Er ist der "Sexiest Man Alive". Und wenn es einen Oscar für Charme gäbe, würde er ihn mühelos gewinnen: Schauspieler Hugh Jackman spricht im stern-Interview über Männer, Tiere und Mutanten.

Herr Jackman, Sie haben mal gesagt: "Die Schauspielerei lehrt mich das Leben."

Stimmt absolut.

In Ihrem neuen Film "Wolverine" spielen Sie einen haarigen Mutanten. Was lernt man da?

Gut, er ist ein Mutant und außerdem eine Comicfigur. Aber er hat Charakter. Er ist sehr ehrenhaft und stellt sich seinen Problemen. Auch den inneren.

Er hat Schwierigkeiten damit, seine animalische Seite zu kontrollieren. Geht's Ihnen auch so?

O ja. Wenn ich müde bin, werde ich sehr seltsam. Und wenn ich Hunger habe.

Was passiert dann?

Dasselbe wie bei Wolverine: Ich knurre. Glücklicherweise wissen dann alle Beteiligten, was los ist. Soll ich Ihnen etwas Grundlegendes über Männer verraten?

Bitte!

Männer sind ganz einfach: Füttere sie, wenn sie Hunger haben. Und lass sie ins Bett, wenn sie müde sind. Dann ist alles gut. Wenn nicht, werden wir zum Tier. Oder steck uns mit anderen Männern zusammen, dann werden wir auch zum Tier.

Apropos Tier: Benutzen Sie eigentlich einen Trimmer für Ihr Brusthaar?

Brusthaar, Beinhaar, Achselhaar - bei mir alles Natur. Ich lass es wachsen, wenn ich darf. Und denke nicht weiter darüber nach.

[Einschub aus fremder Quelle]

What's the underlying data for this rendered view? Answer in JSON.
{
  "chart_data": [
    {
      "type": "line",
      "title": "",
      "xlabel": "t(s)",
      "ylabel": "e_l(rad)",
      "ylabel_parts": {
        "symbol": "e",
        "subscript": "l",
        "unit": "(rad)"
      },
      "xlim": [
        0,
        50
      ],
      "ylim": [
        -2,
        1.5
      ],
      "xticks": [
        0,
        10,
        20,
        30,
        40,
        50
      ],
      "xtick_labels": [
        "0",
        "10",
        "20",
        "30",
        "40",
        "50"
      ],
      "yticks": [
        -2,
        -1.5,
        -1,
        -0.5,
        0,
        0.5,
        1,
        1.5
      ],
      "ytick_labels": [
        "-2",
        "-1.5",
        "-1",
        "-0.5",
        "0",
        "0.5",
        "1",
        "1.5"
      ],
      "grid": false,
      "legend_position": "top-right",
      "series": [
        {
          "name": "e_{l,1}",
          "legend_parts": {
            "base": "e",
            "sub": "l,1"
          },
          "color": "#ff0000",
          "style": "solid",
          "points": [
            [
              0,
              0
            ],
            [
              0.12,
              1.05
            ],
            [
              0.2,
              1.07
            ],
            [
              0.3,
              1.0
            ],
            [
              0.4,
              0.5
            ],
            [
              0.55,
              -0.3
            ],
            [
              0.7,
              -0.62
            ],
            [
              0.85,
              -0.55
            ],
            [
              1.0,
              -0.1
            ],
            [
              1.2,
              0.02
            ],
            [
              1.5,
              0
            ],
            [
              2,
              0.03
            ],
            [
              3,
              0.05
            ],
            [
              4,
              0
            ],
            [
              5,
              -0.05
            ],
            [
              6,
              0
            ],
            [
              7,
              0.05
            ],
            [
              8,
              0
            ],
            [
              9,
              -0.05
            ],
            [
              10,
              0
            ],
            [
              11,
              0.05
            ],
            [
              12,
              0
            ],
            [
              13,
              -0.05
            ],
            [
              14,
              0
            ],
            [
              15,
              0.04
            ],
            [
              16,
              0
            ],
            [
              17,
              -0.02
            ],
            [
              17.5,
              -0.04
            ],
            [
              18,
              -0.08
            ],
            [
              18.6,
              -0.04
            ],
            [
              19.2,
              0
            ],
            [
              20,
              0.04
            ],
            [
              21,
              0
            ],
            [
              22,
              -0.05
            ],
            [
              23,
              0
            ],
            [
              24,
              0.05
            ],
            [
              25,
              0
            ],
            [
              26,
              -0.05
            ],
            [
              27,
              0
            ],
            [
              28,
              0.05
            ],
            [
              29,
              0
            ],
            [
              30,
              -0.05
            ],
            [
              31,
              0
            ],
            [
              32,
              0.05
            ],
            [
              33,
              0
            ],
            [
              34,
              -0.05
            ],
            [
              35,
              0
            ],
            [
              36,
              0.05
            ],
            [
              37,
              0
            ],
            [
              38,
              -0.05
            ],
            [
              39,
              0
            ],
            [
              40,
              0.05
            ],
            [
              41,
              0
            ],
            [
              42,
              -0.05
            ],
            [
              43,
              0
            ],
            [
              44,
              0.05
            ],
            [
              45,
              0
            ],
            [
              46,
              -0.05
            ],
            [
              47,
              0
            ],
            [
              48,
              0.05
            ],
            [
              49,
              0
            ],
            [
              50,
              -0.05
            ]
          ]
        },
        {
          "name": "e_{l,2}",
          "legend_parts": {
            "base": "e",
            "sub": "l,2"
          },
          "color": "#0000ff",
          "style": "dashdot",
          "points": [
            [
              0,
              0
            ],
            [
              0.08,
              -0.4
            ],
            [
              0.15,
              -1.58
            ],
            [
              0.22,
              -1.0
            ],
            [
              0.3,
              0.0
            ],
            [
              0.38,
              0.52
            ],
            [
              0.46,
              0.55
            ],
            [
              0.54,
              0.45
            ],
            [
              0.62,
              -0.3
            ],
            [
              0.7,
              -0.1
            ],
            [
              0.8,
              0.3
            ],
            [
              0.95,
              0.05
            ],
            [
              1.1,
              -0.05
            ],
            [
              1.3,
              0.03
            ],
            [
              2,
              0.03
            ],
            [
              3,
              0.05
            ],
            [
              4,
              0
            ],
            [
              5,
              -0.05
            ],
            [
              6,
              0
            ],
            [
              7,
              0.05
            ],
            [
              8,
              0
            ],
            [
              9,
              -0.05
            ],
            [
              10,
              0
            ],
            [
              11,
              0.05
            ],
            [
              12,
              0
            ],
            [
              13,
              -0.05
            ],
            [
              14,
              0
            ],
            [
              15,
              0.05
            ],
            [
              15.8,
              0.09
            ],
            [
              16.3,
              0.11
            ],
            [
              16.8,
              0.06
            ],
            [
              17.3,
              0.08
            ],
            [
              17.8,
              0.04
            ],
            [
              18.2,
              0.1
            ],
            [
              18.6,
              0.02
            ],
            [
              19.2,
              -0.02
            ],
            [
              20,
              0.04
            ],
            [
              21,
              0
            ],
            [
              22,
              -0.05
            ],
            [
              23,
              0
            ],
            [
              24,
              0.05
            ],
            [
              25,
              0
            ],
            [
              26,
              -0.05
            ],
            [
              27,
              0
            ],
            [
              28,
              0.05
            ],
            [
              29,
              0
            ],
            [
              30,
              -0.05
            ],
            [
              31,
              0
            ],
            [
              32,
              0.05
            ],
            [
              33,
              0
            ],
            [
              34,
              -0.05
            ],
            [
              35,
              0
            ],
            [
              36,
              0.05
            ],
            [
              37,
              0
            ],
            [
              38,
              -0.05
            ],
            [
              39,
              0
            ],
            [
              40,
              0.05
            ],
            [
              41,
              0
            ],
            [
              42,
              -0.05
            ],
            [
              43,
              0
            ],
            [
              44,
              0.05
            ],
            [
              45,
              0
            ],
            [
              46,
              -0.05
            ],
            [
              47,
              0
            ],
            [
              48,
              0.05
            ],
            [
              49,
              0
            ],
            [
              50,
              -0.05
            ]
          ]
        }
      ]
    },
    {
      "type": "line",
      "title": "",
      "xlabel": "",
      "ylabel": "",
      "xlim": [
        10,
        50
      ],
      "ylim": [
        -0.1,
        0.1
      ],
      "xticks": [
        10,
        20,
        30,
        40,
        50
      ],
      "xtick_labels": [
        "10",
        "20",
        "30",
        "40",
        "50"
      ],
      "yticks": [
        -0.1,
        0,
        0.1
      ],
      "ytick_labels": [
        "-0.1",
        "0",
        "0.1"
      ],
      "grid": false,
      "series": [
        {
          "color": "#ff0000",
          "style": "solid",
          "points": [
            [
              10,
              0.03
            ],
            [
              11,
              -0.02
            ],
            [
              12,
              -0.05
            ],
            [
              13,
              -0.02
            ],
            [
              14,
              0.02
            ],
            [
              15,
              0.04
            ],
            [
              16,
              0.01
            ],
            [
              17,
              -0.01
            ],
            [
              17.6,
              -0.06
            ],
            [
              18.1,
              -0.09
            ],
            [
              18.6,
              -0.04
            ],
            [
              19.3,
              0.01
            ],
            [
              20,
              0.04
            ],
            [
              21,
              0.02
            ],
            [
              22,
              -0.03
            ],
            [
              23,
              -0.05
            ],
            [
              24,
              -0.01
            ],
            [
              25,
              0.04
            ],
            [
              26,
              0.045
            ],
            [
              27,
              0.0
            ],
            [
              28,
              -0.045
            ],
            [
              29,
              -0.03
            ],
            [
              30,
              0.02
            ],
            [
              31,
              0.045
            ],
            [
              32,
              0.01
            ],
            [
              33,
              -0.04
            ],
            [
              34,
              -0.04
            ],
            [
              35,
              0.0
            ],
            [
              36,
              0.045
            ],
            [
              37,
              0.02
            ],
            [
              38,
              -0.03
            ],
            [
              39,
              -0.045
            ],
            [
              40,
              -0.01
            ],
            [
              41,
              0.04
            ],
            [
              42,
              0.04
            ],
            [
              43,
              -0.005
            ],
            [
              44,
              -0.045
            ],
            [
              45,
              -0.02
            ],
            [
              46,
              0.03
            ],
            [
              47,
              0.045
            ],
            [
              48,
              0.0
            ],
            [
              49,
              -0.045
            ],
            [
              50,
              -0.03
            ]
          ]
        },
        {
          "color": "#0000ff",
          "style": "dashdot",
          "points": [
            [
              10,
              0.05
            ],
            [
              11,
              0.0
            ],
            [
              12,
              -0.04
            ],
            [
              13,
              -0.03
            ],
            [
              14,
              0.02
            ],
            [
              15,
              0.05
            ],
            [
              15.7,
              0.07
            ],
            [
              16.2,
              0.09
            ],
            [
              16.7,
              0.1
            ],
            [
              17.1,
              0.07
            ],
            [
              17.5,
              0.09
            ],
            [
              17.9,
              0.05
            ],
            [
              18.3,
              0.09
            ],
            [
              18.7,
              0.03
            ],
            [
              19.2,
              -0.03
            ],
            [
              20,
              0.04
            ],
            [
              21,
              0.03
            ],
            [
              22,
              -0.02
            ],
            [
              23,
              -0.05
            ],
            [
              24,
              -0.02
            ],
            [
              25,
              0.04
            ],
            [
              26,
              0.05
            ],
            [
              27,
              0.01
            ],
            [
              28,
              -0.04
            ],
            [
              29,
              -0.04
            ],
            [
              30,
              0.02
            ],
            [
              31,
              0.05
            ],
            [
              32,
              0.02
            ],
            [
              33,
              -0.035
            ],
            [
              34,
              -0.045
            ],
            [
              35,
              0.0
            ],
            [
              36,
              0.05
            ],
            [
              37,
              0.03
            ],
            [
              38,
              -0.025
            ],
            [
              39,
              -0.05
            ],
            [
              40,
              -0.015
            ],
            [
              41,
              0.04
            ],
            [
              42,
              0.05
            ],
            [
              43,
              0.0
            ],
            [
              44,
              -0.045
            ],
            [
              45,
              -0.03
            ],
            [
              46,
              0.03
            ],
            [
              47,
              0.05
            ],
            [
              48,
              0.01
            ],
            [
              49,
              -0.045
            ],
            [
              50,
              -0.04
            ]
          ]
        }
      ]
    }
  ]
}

Im X-Men-Universum, in dem Wolverine lebt, geht es um Mutanten mit verschiedenen merkwürdigen Spezialkräften. Wann haben Sie sich das letzte Mal als Freak gefühlt?

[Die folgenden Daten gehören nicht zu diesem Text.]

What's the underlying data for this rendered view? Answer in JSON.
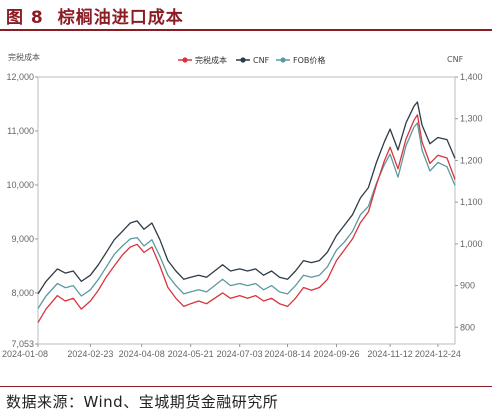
{
  "figure": {
    "number": "图 8",
    "title": "棕榈油进口成本",
    "source": "数据来源：Wind、宝城期货金融研究所"
  },
  "chart_data": {
    "type": "line",
    "left_axis_unit": "完税成本",
    "right_axis_unit": "CNF",
    "ylim_left": [
      7053,
      12000
    ],
    "ylim_right": [
      760,
      1400
    ],
    "yticks_left": [
      "12,000",
      "11,000",
      "10,000",
      "9,000",
      "8,000",
      "7,053"
    ],
    "yticks_right": [
      "1,400",
      "1,300",
      "1,200",
      "1,100",
      "1,000",
      "900",
      "800"
    ],
    "x_ticks": [
      "2024-01-08",
      "2024-02-23",
      "2024-04-08",
      "2024-05-21",
      "2024-07-03",
      "2024-08-14",
      "2024-09-26",
      "2024-11-12",
      "2024-12-24"
    ],
    "x_range": [
      "2024-01-08",
      "2025-01-08"
    ],
    "legend_position": "top",
    "grid": false,
    "series": [
      {
        "name": "完税成本",
        "axis": "left",
        "color": "#d9343c",
        "points": [
          [
            "2024-01-08",
            7450
          ],
          [
            "2024-01-15",
            7700
          ],
          [
            "2024-01-25",
            7950
          ],
          [
            "2024-02-01",
            7850
          ],
          [
            "2024-02-08",
            7900
          ],
          [
            "2024-02-15",
            7700
          ],
          [
            "2024-02-23",
            7850
          ],
          [
            "2024-03-01",
            8050
          ],
          [
            "2024-03-08",
            8300
          ],
          [
            "2024-03-15",
            8500
          ],
          [
            "2024-03-22",
            8700
          ],
          [
            "2024-03-29",
            8850
          ],
          [
            "2024-04-04",
            8900
          ],
          [
            "2024-04-10",
            8750
          ],
          [
            "2024-04-17",
            8850
          ],
          [
            "2024-04-24",
            8500
          ],
          [
            "2024-05-01",
            8100
          ],
          [
            "2024-05-08",
            7900
          ],
          [
            "2024-05-15",
            7750
          ],
          [
            "2024-05-21",
            7800
          ],
          [
            "2024-05-28",
            7850
          ],
          [
            "2024-06-04",
            7800
          ],
          [
            "2024-06-11",
            7900
          ],
          [
            "2024-06-18",
            8000
          ],
          [
            "2024-06-25",
            7900
          ],
          [
            "2024-07-03",
            7950
          ],
          [
            "2024-07-10",
            7900
          ],
          [
            "2024-07-17",
            7950
          ],
          [
            "2024-07-24",
            7850
          ],
          [
            "2024-07-31",
            7900
          ],
          [
            "2024-08-07",
            7800
          ],
          [
            "2024-08-14",
            7750
          ],
          [
            "2024-08-21",
            7900
          ],
          [
            "2024-08-28",
            8100
          ],
          [
            "2024-09-04",
            8050
          ],
          [
            "2024-09-11",
            8100
          ],
          [
            "2024-09-18",
            8250
          ],
          [
            "2024-09-26",
            8600
          ],
          [
            "2024-10-03",
            8800
          ],
          [
            "2024-10-10",
            9000
          ],
          [
            "2024-10-17",
            9300
          ],
          [
            "2024-10-24",
            9500
          ],
          [
            "2024-10-31",
            10000
          ],
          [
            "2024-11-07",
            10450
          ],
          [
            "2024-11-12",
            10700
          ],
          [
            "2024-11-19",
            10300
          ],
          [
            "2024-11-26",
            10850
          ],
          [
            "2024-12-03",
            11200
          ],
          [
            "2024-12-06",
            11300
          ],
          [
            "2024-12-10",
            10800
          ],
          [
            "2024-12-17",
            10400
          ],
          [
            "2024-12-24",
            10550
          ],
          [
            "2025-01-01",
            10500
          ],
          [
            "2025-01-08",
            10100
          ]
        ]
      },
      {
        "name": "CNF",
        "axis": "right",
        "color": "#2e3b47",
        "points": [
          [
            "2024-01-08",
            880
          ],
          [
            "2024-01-15",
            910
          ],
          [
            "2024-01-25",
            940
          ],
          [
            "2024-02-01",
            930
          ],
          [
            "2024-02-08",
            935
          ],
          [
            "2024-02-15",
            910
          ],
          [
            "2024-02-23",
            925
          ],
          [
            "2024-03-01",
            950
          ],
          [
            "2024-03-08",
            980
          ],
          [
            "2024-03-15",
            1010
          ],
          [
            "2024-03-22",
            1030
          ],
          [
            "2024-03-29",
            1050
          ],
          [
            "2024-04-04",
            1055
          ],
          [
            "2024-04-10",
            1035
          ],
          [
            "2024-04-17",
            1050
          ],
          [
            "2024-04-24",
            1010
          ],
          [
            "2024-05-01",
            960
          ],
          [
            "2024-05-08",
            935
          ],
          [
            "2024-05-15",
            915
          ],
          [
            "2024-05-21",
            920
          ],
          [
            "2024-05-28",
            925
          ],
          [
            "2024-06-04",
            920
          ],
          [
            "2024-06-11",
            935
          ],
          [
            "2024-06-18",
            950
          ],
          [
            "2024-06-25",
            935
          ],
          [
            "2024-07-03",
            940
          ],
          [
            "2024-07-10",
            935
          ],
          [
            "2024-07-17",
            940
          ],
          [
            "2024-07-24",
            925
          ],
          [
            "2024-07-31",
            935
          ],
          [
            "2024-08-07",
            920
          ],
          [
            "2024-08-14",
            915
          ],
          [
            "2024-08-21",
            935
          ],
          [
            "2024-08-28",
            960
          ],
          [
            "2024-09-04",
            955
          ],
          [
            "2024-09-11",
            960
          ],
          [
            "2024-09-18",
            980
          ],
          [
            "2024-09-26",
            1020
          ],
          [
            "2024-10-03",
            1045
          ],
          [
            "2024-10-10",
            1070
          ],
          [
            "2024-10-17",
            1110
          ],
          [
            "2024-10-24",
            1135
          ],
          [
            "2024-10-31",
            1195
          ],
          [
            "2024-11-07",
            1245
          ],
          [
            "2024-11-12",
            1275
          ],
          [
            "2024-11-19",
            1225
          ],
          [
            "2024-11-26",
            1290
          ],
          [
            "2024-12-03",
            1330
          ],
          [
            "2024-12-06",
            1340
          ],
          [
            "2024-12-10",
            1285
          ],
          [
            "2024-12-17",
            1240
          ],
          [
            "2024-12-24",
            1255
          ],
          [
            "2025-01-01",
            1250
          ],
          [
            "2025-01-08",
            1205
          ]
        ]
      },
      {
        "name": "FOB价格",
        "axis": "right",
        "color": "#5b9aa0",
        "points": [
          [
            "2024-01-08",
            845
          ],
          [
            "2024-01-15",
            875
          ],
          [
            "2024-01-25",
            905
          ],
          [
            "2024-02-01",
            895
          ],
          [
            "2024-02-08",
            900
          ],
          [
            "2024-02-15",
            875
          ],
          [
            "2024-02-23",
            890
          ],
          [
            "2024-03-01",
            915
          ],
          [
            "2024-03-08",
            945
          ],
          [
            "2024-03-15",
            975
          ],
          [
            "2024-03-22",
            995
          ],
          [
            "2024-03-29",
            1012
          ],
          [
            "2024-04-04",
            1015
          ],
          [
            "2024-04-10",
            995
          ],
          [
            "2024-04-17",
            1010
          ],
          [
            "2024-04-24",
            970
          ],
          [
            "2024-05-01",
            925
          ],
          [
            "2024-05-08",
            900
          ],
          [
            "2024-05-15",
            880
          ],
          [
            "2024-05-21",
            885
          ],
          [
            "2024-05-28",
            890
          ],
          [
            "2024-06-04",
            885
          ],
          [
            "2024-06-11",
            900
          ],
          [
            "2024-06-18",
            915
          ],
          [
            "2024-06-25",
            900
          ],
          [
            "2024-07-03",
            905
          ],
          [
            "2024-07-10",
            900
          ],
          [
            "2024-07-17",
            905
          ],
          [
            "2024-07-24",
            890
          ],
          [
            "2024-07-31",
            900
          ],
          [
            "2024-08-07",
            885
          ],
          [
            "2024-08-14",
            880
          ],
          [
            "2024-08-21",
            900
          ],
          [
            "2024-08-28",
            925
          ],
          [
            "2024-09-04",
            920
          ],
          [
            "2024-09-11",
            925
          ],
          [
            "2024-09-18",
            945
          ],
          [
            "2024-09-26",
            985
          ],
          [
            "2024-10-03",
            1005
          ],
          [
            "2024-10-10",
            1030
          ],
          [
            "2024-10-17",
            1070
          ],
          [
            "2024-10-24",
            1090
          ],
          [
            "2024-10-31",
            1145
          ],
          [
            "2024-11-07",
            1190
          ],
          [
            "2024-11-12",
            1215
          ],
          [
            "2024-11-19",
            1160
          ],
          [
            "2024-11-26",
            1235
          ],
          [
            "2024-12-03",
            1280
          ],
          [
            "2024-12-06",
            1290
          ],
          [
            "2024-12-10",
            1225
          ],
          [
            "2024-12-17",
            1175
          ],
          [
            "2024-12-24",
            1195
          ],
          [
            "2025-01-01",
            1185
          ],
          [
            "2025-01-08",
            1140
          ]
        ]
      }
    ]
  }
}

Als ich Journalismus studiert habe. Alle waren sehr links, intellektuell, feministisch - ich kam von einer stockkonservativen Privatschule und wusste überhaupt nicht, worum es ging. An der Schauspielschule wurde es noch schlimmer: düstere Typen, die große existenzialistische Probleme zu verarbeiten hatten. Und ich war eine Frohnatur, die ihr Leben genoss. Damals befürchtete ich, dass ich nie ein guter Schauspieler werde, weil ich keine inneren Dämonen zu bändigen hatte.

Das denken Sie jetzt nicht mehr?

Nein. Schauspielerei heißt, so zu tun, als sei man jemand anders. Es ist psychologisch nicht so intensiv, wie viele Leute meinen.

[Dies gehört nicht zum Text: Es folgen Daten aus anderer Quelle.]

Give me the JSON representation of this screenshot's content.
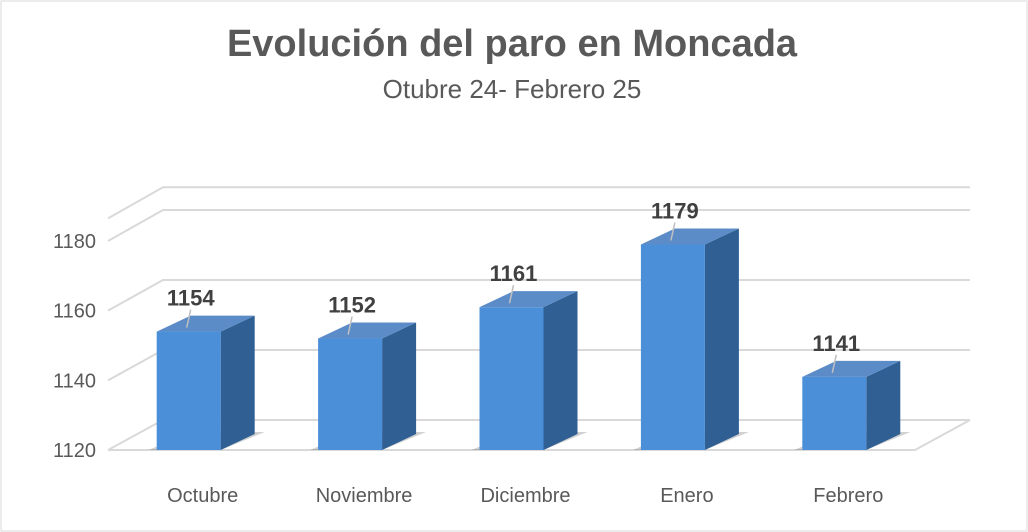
{
  "chart_data": {
    "type": "bar",
    "title": "Evolución del paro en Moncada",
    "subtitle": "Otubre 24- Febrero 25",
    "categories": [
      "Octubre",
      "Noviembre",
      "Diciembre",
      "Enero",
      "Febrero"
    ],
    "values": [
      1154,
      1152,
      1161,
      1179,
      1141
    ],
    "data_labels": [
      "1154",
      "1152",
      "1161",
      "1179",
      "1141"
    ],
    "yticks": [
      "1120",
      "1140",
      "1160",
      "1180"
    ],
    "ylim": [
      1120,
      1190
    ],
    "grid": true,
    "legend": "none",
    "colors": {
      "bar_front": "#4a8fd8",
      "bar_side": "#2f5f93",
      "bar_top": "#5c8cc8",
      "grid": "#d9d9d9",
      "text": "#595959",
      "label": "#404040"
    }
  }
}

Stichwort Psychologie: Mit welchen Tricks beeindruckt man Frauen?

Meine Frau habe ich mit flambierten Crêpes Suzettes beeindruckt. Das Rezept ist von meinem Vater. Hat hervorragend funktioniert.

Wie oft haben Sie den Crêpes- Suzettes-Trick gemacht?

Nur einmal. Aber sonntags mach ich immer noch Crêpes. Für dieselbe Frau.

Und mit welchen Tricks lenken Sie die anderen Frauen von Ihrem guten Aussehen ab?

Ich weiß nicht. Mein Aussehen ist keine große Sache für mich. Ich versuche einfach, ganz normal zu sein. Reden, Witze erzählen, freundlich sein.

Das ist ja beängstigend.

Wie? Versteh ich nicht.

Dann fasse ich das mal zusammen: Sie sind der "Sexiest Man Alive" ...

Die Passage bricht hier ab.